Miners missing out on Compensation

Hundreds of miners across North Wales could be missing out on money owed to them in compensation for chest diseases and Vibration White Finger, an investigation by North Wales Conservatives has revealed. Articles published in the Daily Post and Evening Leader have highlighted action by Antoinette in bringing this to the attention of local miners.

There were over 1600 claims upheld for these injuries across the Vale of Clwyd and Delyn constituencies and miners in total shared a payout of just over £3.5 million from the Coal Health Compensation Scheme.

However, it was revealed in 2005 that some lawyers, as well as charging a set fee that had been agreed with the government, wrongly took a cut of the compensation awarded to their clients. Few miners and their families realise that they are entitled to this money back.

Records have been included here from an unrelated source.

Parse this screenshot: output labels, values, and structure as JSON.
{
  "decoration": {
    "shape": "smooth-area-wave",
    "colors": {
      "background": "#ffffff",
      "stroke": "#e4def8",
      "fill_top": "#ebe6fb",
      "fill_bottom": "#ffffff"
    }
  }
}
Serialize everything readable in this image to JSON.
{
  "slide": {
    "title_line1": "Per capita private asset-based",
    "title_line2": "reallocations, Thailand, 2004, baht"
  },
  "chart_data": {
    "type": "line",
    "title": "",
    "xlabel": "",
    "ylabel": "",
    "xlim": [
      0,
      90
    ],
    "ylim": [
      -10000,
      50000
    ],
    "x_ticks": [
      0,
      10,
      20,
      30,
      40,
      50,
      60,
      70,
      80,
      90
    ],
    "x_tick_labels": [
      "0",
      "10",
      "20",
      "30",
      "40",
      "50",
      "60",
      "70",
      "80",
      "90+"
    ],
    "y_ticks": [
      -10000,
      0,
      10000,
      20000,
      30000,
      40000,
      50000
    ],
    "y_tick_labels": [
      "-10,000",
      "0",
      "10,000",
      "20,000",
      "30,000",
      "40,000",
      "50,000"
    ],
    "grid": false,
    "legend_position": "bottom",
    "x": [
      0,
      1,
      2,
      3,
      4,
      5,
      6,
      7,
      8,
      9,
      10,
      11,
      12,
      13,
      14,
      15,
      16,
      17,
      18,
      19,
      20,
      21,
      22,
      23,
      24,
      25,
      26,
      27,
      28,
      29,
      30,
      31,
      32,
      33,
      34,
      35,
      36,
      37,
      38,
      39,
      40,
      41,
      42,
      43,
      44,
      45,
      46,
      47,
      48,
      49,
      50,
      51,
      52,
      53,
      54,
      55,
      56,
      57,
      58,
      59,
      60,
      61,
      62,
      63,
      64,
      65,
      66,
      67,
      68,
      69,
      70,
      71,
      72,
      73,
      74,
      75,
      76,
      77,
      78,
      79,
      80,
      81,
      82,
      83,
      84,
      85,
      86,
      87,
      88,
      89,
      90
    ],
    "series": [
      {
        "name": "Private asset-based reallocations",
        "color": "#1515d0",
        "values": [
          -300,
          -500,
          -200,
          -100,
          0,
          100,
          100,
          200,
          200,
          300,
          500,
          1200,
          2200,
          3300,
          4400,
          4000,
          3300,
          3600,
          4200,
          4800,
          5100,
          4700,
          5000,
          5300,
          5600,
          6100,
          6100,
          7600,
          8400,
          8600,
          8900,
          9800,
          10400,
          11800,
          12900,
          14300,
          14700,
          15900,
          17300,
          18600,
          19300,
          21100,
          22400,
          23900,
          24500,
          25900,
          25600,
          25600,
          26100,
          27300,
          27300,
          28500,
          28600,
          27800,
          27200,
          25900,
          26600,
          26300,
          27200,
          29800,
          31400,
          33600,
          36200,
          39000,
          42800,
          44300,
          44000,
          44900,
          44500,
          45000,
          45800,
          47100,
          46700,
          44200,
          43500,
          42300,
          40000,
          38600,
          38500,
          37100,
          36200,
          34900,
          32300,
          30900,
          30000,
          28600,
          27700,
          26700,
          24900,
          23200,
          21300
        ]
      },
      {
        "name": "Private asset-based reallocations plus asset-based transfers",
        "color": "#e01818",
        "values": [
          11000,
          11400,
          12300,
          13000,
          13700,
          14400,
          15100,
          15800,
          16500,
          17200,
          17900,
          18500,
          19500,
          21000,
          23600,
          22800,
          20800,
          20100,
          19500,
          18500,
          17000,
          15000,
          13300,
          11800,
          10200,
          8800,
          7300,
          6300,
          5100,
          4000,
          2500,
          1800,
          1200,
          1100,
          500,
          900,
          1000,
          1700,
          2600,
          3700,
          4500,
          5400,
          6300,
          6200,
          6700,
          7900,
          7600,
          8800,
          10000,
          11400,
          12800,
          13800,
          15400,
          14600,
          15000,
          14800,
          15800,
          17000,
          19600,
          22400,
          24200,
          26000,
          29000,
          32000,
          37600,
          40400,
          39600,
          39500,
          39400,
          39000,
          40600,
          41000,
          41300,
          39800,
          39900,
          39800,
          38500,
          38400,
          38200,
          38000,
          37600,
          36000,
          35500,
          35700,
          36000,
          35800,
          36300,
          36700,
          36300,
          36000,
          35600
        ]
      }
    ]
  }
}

Based on estimates from the small number of people who have come forward to reclaim this money from unscrupulous solicitors, as much as 20 per cent of the 750,000 people who were awarded money across the UK may be entitled to have the wrongly charged money repaid.

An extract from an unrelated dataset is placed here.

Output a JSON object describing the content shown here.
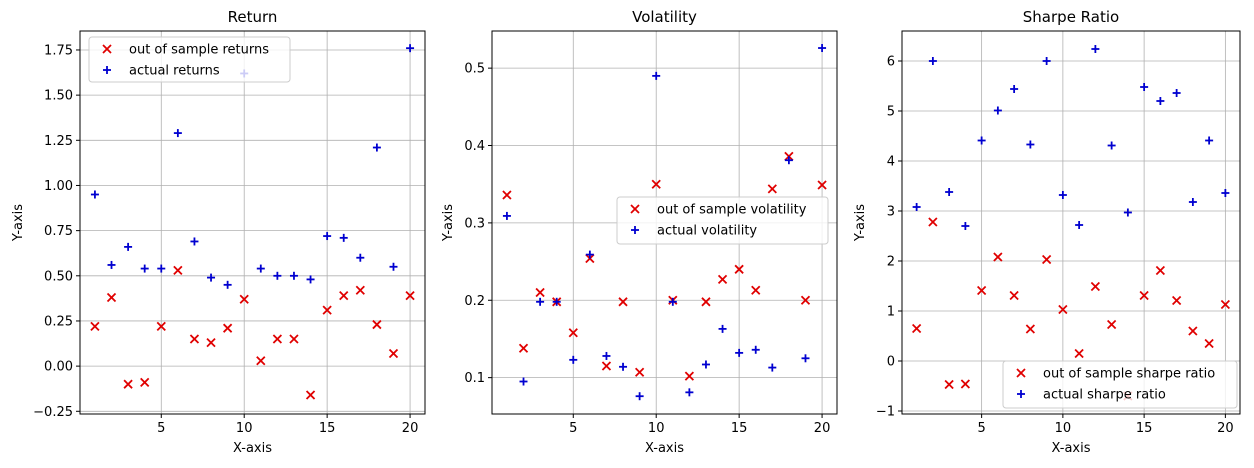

The average pay out to those miners or their families who did have some compensation for their injuries taken away in additional lawyers’ fees has been £908.

Based on this evidence figures for possible claimants given by the Government's own Department of Energy and Climate Change were broken down by constituency.

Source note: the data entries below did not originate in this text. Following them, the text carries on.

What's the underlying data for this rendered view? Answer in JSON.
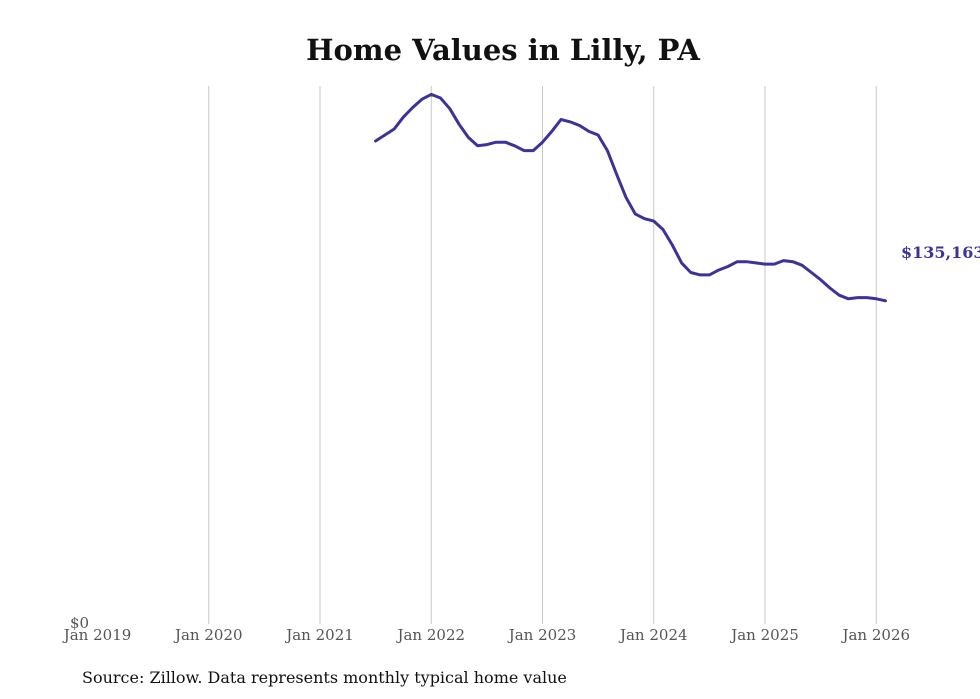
{
  "chart_data": {
    "type": "line",
    "title": "Home Values in Lilly, PA",
    "xlabel": "",
    "ylabel": "",
    "x_ticks": [
      "Jan 2019",
      "Jan 2020",
      "Jan 2021",
      "Jan 2022",
      "Jan 2023",
      "Jan 2024",
      "Jan 2025",
      "Jan 2026"
    ],
    "y_tick_label": "$0",
    "ylim": [
      0,
      225000
    ],
    "grid": true,
    "series": [
      {
        "name": "Typical home value",
        "color": "#3b3399",
        "start": "2021-07",
        "values": [
          202000,
          204500,
          207000,
          212000,
          216000,
          219500,
          221500,
          220000,
          215500,
          209000,
          203500,
          200000,
          200500,
          201500,
          201500,
          200000,
          198000,
          198000,
          201500,
          206000,
          211000,
          210000,
          208500,
          206000,
          204500,
          198000,
          188000,
          178500,
          171500,
          169500,
          168500,
          165000,
          158500,
          151000,
          147000,
          146000,
          146000,
          148000,
          149500,
          151500,
          151500,
          151000,
          150500,
          150500,
          152000,
          151500,
          150000,
          147000,
          144000,
          140500,
          137500,
          136000,
          136500,
          136500,
          136000,
          135163
        ],
        "end_label": "$135,163"
      }
    ]
  },
  "footer": {
    "source": "Source: Zillow. Data represents monthly typical home value"
  }
}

In Delyn, home to the former Point of Ayr mine, there were 686 claimants for chest diseases and 261 for VWF, 947 in total. However, only one person in Delyn has lodged a complaint about reduced compensation with the Legal Complaints Service, the body which deals with these repayments.

Antoinette Sandbach, the Prospective Parliamentary Candidate for Delyn said: “It is vital that the miners or families in Flintshire look at the claims for Vibration White Finger and chest diseases. Families who were mischarged are missing out on an average repayment of £908 and research indicates that in Delyn approximately 186 families may have lost out on money due to them.

Because people are not complaining law firms escape making repayments and ex-miners miss out on the cash they are entitled to. Any Flintshire miners who think they might have a claim should seek urgent advice from their Union or an organization such as the Citizen’s Advice Bureau.”

Miners who may have had money taken out of their compensation payments can claim this deduction back by putting in a complaint to the Legal Complaints Service or through a private settlement with their solicitors.

Over half of these complaints have been upheld and the LCS has made lawyers repay more than £1.56 million to injured miners. But the vast majority of these claims come from the Yorkshire and Durham areas and the concern is that Welsh miners may continue to lose out on money to recompense their suffering due to a lack of awareness of the scheme.